Мальчик на причале поднялся на ноги, в одной руке у него было желтое ведерко, в другой нож. К нему метнулась чайка, и он взмахнул рукой с ножом и уже повернулся, чтобы подниматься по сходням, но тут показался мужчина, который бодрой походкой направлялся вниз.

– Сынок, положи нож в ведро, – крикнул мужчина, и мальчик так и сделал, очень аккуратно, а потом ухватился за поручни и двинулся вверх, навстречу отцу. Он был еще маленький – настолько маленький, что взял отца за руку. Они вместе заглянули в ведро, потом сели в грузовик и уехали.

Кевин, наблюдая за всем этим из машины, подумал: «Хорошо», и под этим «хорошо» он подразумевал, что ничего не почуствовал, глядя на все это, на отца и сына. «У очень многих людей нет семьи, – говорил доктор Голдстейн, почесывая свою белую бороду, а потом без тени смущения стряхивая то, что осыпалось ему на грудь. – Но при этом у них все же есть дом». И спокойно складывал руки на большом животе.

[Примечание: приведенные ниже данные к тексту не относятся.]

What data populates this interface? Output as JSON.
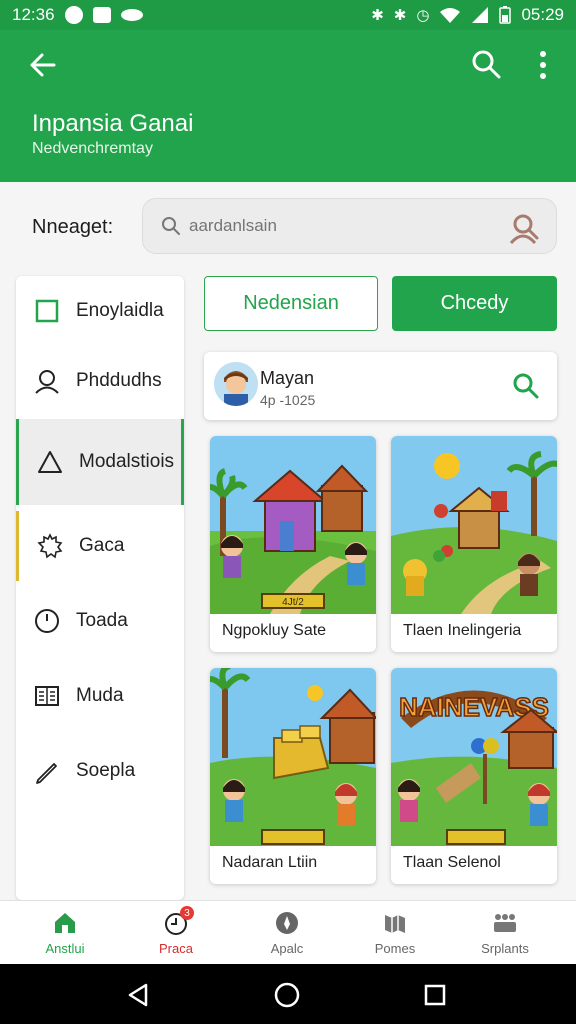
{
  "status_bar": {
    "time": "12:36",
    "battery_time": "05:29"
  },
  "app_bar": {
    "title": "Inpansia Ganai",
    "subtitle": "Nedvenchremtay"
  },
  "search": {
    "label": "Nneaget:",
    "placeholder": "aardanlsain"
  },
  "sidebar": {
    "items": [
      {
        "label": "Enoylaidla",
        "icon": "square-icon"
      },
      {
        "label": "Phddudhs",
        "icon": "person-icon"
      },
      {
        "label": "Modalstiois",
        "icon": "triangle-icon"
      },
      {
        "label": "Gaca",
        "icon": "gear-icon"
      },
      {
        "label": "Toada",
        "icon": "clock-icon"
      },
      {
        "label": "Muda",
        "icon": "book-icon"
      },
      {
        "label": "Soepla",
        "icon": "pencil-icon"
      }
    ]
  },
  "tabs": {
    "outline": "Nedensian",
    "filled": "Chcedy"
  },
  "user_card": {
    "name": "Mayan",
    "code": "4p -1025"
  },
  "cards": [
    {
      "caption": "Ngpokluy Sate",
      "sign": "4Jt/2"
    },
    {
      "caption": "Tlaen Inelingeria"
    },
    {
      "caption": "Nadaran Ltiin"
    },
    {
      "caption": "Tlaan Selenol",
      "banner": "NAINEVASS"
    }
  ],
  "bottom_nav": {
    "items": [
      {
        "label": "Anstlui",
        "icon": "home-icon",
        "active": true
      },
      {
        "label": "Praca",
        "icon": "alarm-icon",
        "badge": "3"
      },
      {
        "label": "Apalc",
        "icon": "compass-icon"
      },
      {
        "label": "Pomes",
        "icon": "map-icon"
      },
      {
        "label": "Srplants",
        "icon": "group-icon"
      }
    ]
  },
  "colors": {
    "primary": "#21a44b",
    "accent": "#2aa64f",
    "badge": "#e53935"
  }
}
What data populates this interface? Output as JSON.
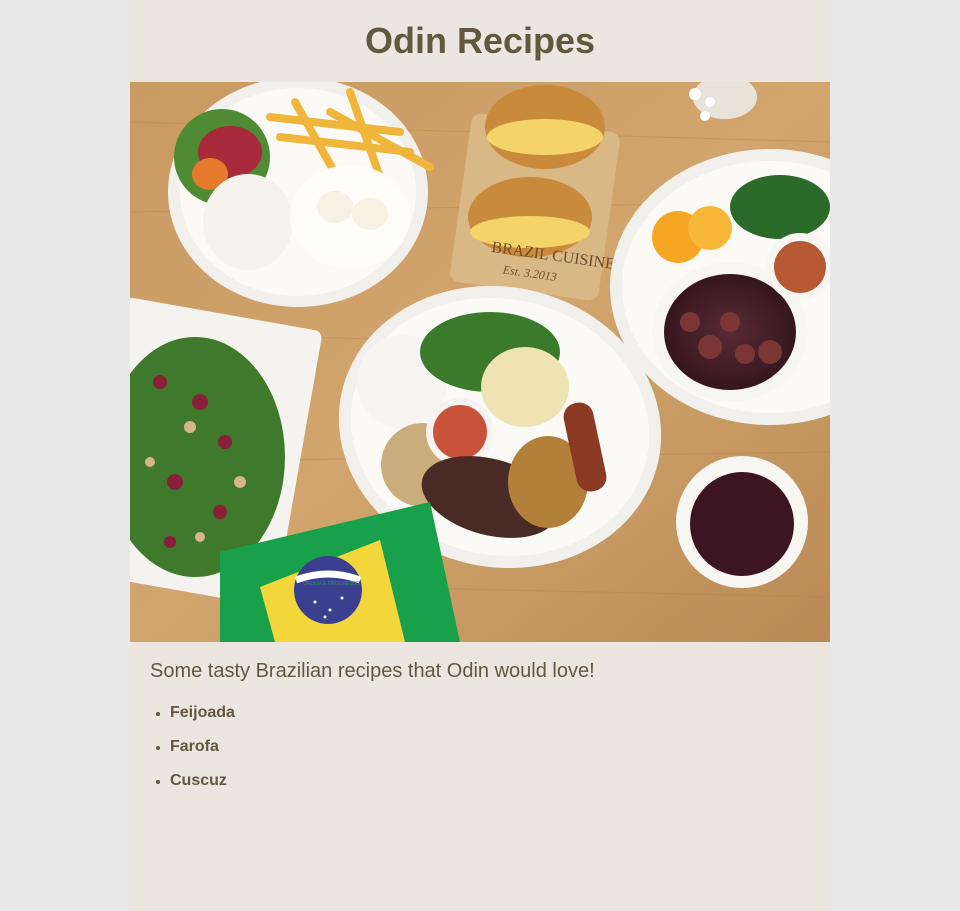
{
  "header": {
    "title": "Odin Recipes"
  },
  "hero": {
    "description": "Overhead photo of Brazilian dishes on a wooden table",
    "board_engraving": [
      "BRAZIL CUISINE",
      "Est. 3.2013"
    ],
    "flag_motto": "ORDEM E PROGRESSO",
    "colors": {
      "table": "#c89a63",
      "flag_green": "#18a04a",
      "flag_yellow": "#f2d63a",
      "flag_blue": "#3b3f8f"
    }
  },
  "intro": "Some tasty Brazilian recipes that Odin would love!",
  "recipes": [
    {
      "label": "Feijoada"
    },
    {
      "label": "Farofa"
    },
    {
      "label": "Cuscuz"
    }
  ],
  "colors": {
    "text": "#625840",
    "page_bg": "#ece6e1",
    "outer_bg": "#e9e8e8"
  }
}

По пути сюда, к воде, Кевин проехал мимо дома своего детства. Дорога так и осталась грунтовой, с глубокими выбоинами, но среди леса выросло несколько новых домов. Стволы деревьев должны были бы стать вдвое толще, они, наверное, и стали, но лес все равно остался таким, каким Кевин его помнил: густым, спутанным, корявым. Неровный лоскут неба показался между макушками, когда он повернул на холм, туда, где был его дом. Он понял, что не ошибся поворотом, когда увидел сарай – темно-красный сарай возле дома – и прямо рядом с ним гранитную скалу, которая казалась ему высоченной горой, когда он взбирался на нее в своих детских кроссовках. Скала была на месте – и дом тоже, но только он был перестроен: появилась терраса, исчезла старая кухня. Ну естественно, они захотели, чтоб от кухни и следа не осталось. Острая обида кольнула его, потом исчезла. Он сбросил скорость, внимательно вглядываясь, ища признаки того, что тут есть дети. Но не увидел ни велосипедов, ни качелей, ни баскетбольного кольца, ни домика на дереве – только горшок с розовым бальзамином, подвешенный у входной двери.

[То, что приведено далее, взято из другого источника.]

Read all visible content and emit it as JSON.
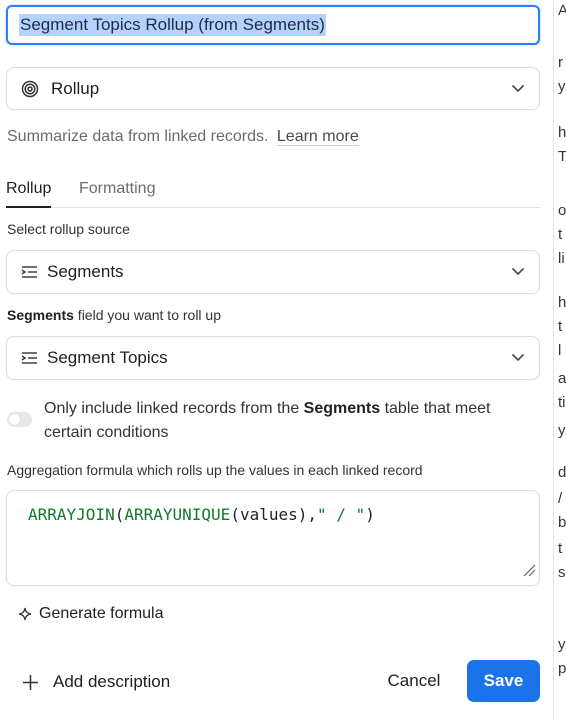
{
  "field_name": {
    "value": "Segment Topics Rollup (from Segments)"
  },
  "field_type": {
    "label": "Rollup",
    "icon": "rollup-spiral-icon"
  },
  "summary": {
    "text": "Summarize data from linked records.",
    "learn_more": "Learn more"
  },
  "tabs": [
    {
      "label": "Rollup",
      "active": true
    },
    {
      "label": "Formatting",
      "active": false
    }
  ],
  "rollup_source": {
    "label": "Select rollup source",
    "value": "Segments",
    "icon": "linked-record-icon"
  },
  "rollup_field": {
    "label_bold": "Segments",
    "label_rest": " field you want to roll up",
    "value": "Segment Topics",
    "icon": "linked-record-icon"
  },
  "condition_toggle": {
    "on": false,
    "text_before": "Only include linked records from the ",
    "text_bold": "Segments",
    "text_after": " table that meet certain conditions"
  },
  "aggregation": {
    "label": "Aggregation formula which rolls up the values in each linked record",
    "formula": {
      "fn1": "ARRAYJOIN",
      "p1": "(",
      "fn2": "ARRAYUNIQUE",
      "p2": "(values),",
      "str": "\" / \"",
      "p3": ")"
    }
  },
  "generate_formula": {
    "label": "Generate formula",
    "icon": "sparkle-icon"
  },
  "footer": {
    "add_description": "Add description",
    "cancel": "Cancel",
    "save": "Save"
  },
  "colors": {
    "accent": "#1a73e8",
    "focus": "#2d7ff9",
    "formula_fn": "#137a2b"
  },
  "side_strip_chars": [
    "A",
    "r",
    "y,",
    "h",
    "T",
    "ol",
    "t",
    "li",
    "h",
    "t",
    "l",
    "a",
    "ti",
    "y,",
    "d",
    "/",
    "b",
    "t",
    "s",
    "y,",
    "p"
  ]
}
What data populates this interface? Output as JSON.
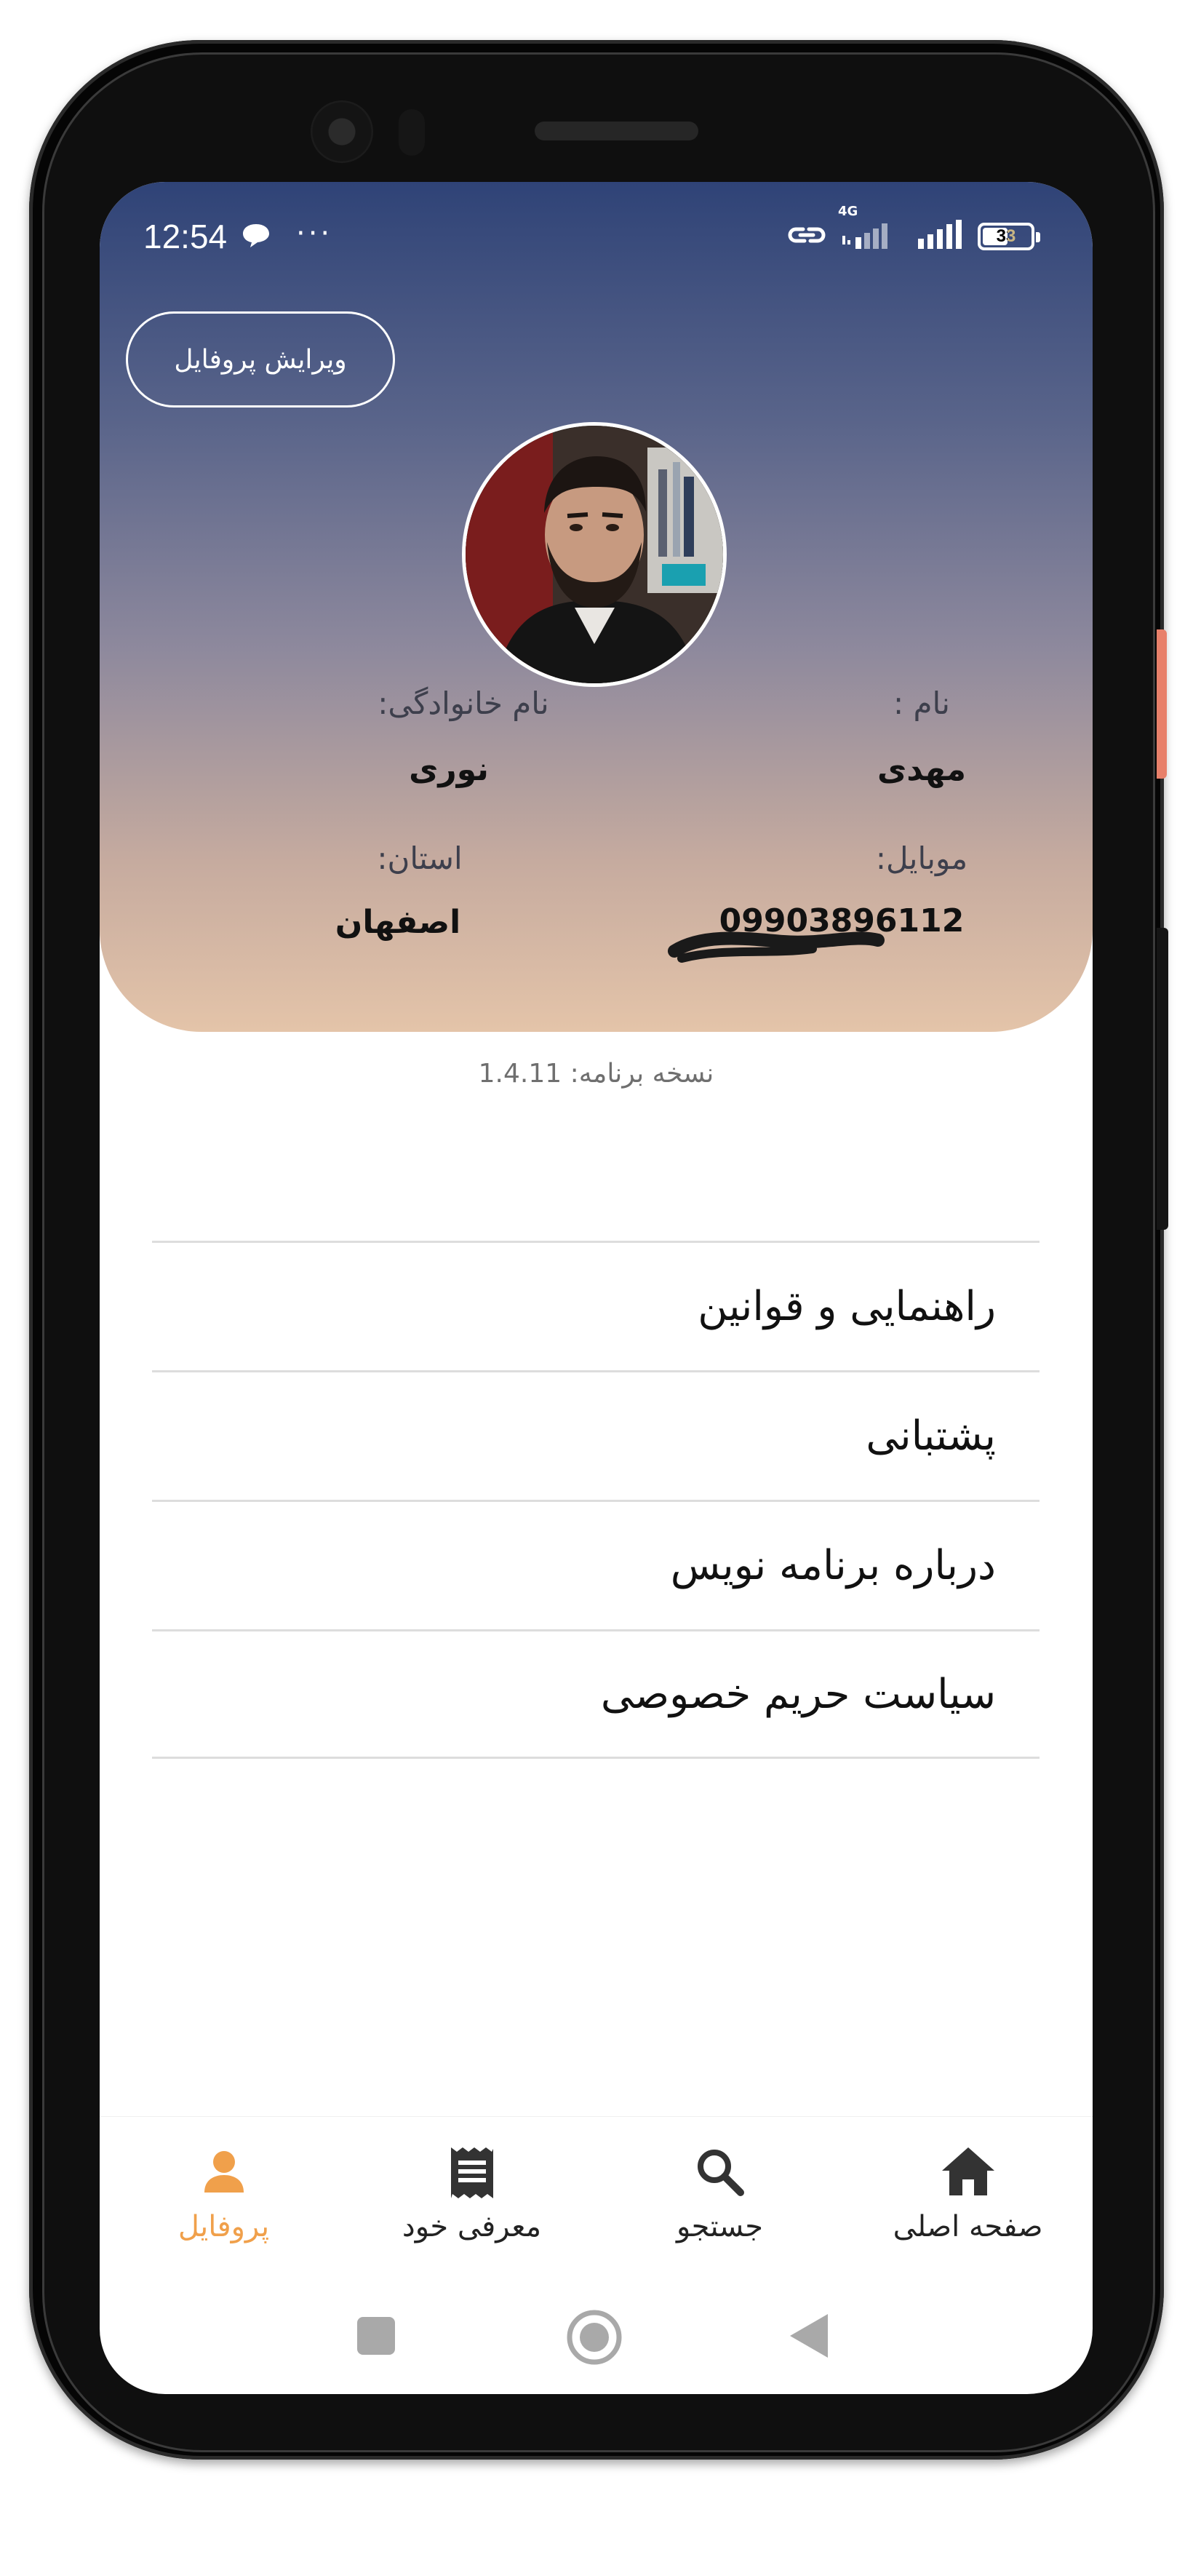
{
  "status_bar": {
    "time": "12:54",
    "network_label": "4G",
    "battery": "33",
    "more": "···"
  },
  "header": {
    "edit_profile_label": "ویرایش پروفایل"
  },
  "profile": {
    "first_name_label": "نام :",
    "first_name": "مهدی",
    "last_name_label": "نام خانوادگی:",
    "last_name": "نوری",
    "mobile_label": "موبایل:",
    "mobile": "09903896112",
    "province_label": "استان:",
    "province": "اصفهان"
  },
  "app": {
    "version_text": "نسخه برنامه: 1.4.11"
  },
  "menu": {
    "items": [
      {
        "label": "راهنمایی و قوانین"
      },
      {
        "label": "پشتبانی"
      },
      {
        "label": "درباره برنامه نویس"
      },
      {
        "label": "سیاست حریم خصوصی"
      }
    ]
  },
  "bottom_nav": {
    "items": [
      {
        "label": "صفحه اصلی",
        "icon": "home-icon"
      },
      {
        "label": "جستجو",
        "icon": "search-icon"
      },
      {
        "label": "معرفی خود",
        "icon": "receipt-icon"
      },
      {
        "label": "پروفایل",
        "icon": "person-icon"
      }
    ],
    "active_color": "#f0a04b"
  },
  "colors": {
    "header_top": "#2f4377",
    "header_bottom": "#e4c4a9",
    "accent": "#f0a04b"
  }
}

Сразу пришло облегчение, оно ощущалось где-то под ребрами, словно легкое касание волны в отлив, – утешительное спокойствие. На заднем сиденье лежало одеяло, и он все равно им воспользуется, даже если никаких детей в доме нет. Прямо сейчас в это одеяло было завернуто ружье, но когда он вернется (это будет скоро, пока чувство облегчения еще прикасается, совсем легонько, к той внутренней черноте, которую он ощущал все это долгое время в пути), он будет лежать на сосновой хвое, под этим одеялом. Если его обнаружит мужчина, живущий в этом доме, то и ладно. А если женщина, повесившая у двери розовый бальзамин? Пусть. Она-то не будет смотреть долго, сразу отвернется. Но ребенок – ну нет, Кевин не мог вынести мысль, что какой-нибудь ребенок обнаружит то, что обнаружил он; потребность его матери уничтожить собственную жизнь оказалась столь огромной и непреодолимой, что остатки ее телесности разлетелись по всей кухне. Выбрось это из головы, приказал он себе и поехал дальше, оставив дом позади. Выбрось из головы. Лес на месте, а это все, что нужно, чтобы улечься на сосновую хвою, прижаться к тонкой, ломкой коре кедра, увидеть иголки лиственницы над головой, увидеть вокруг ярко-зеленые распахнутые листья ландышей. Прячущиеся белые цветки птицемлечника, дикие фиалки. Все это показывала ему мама.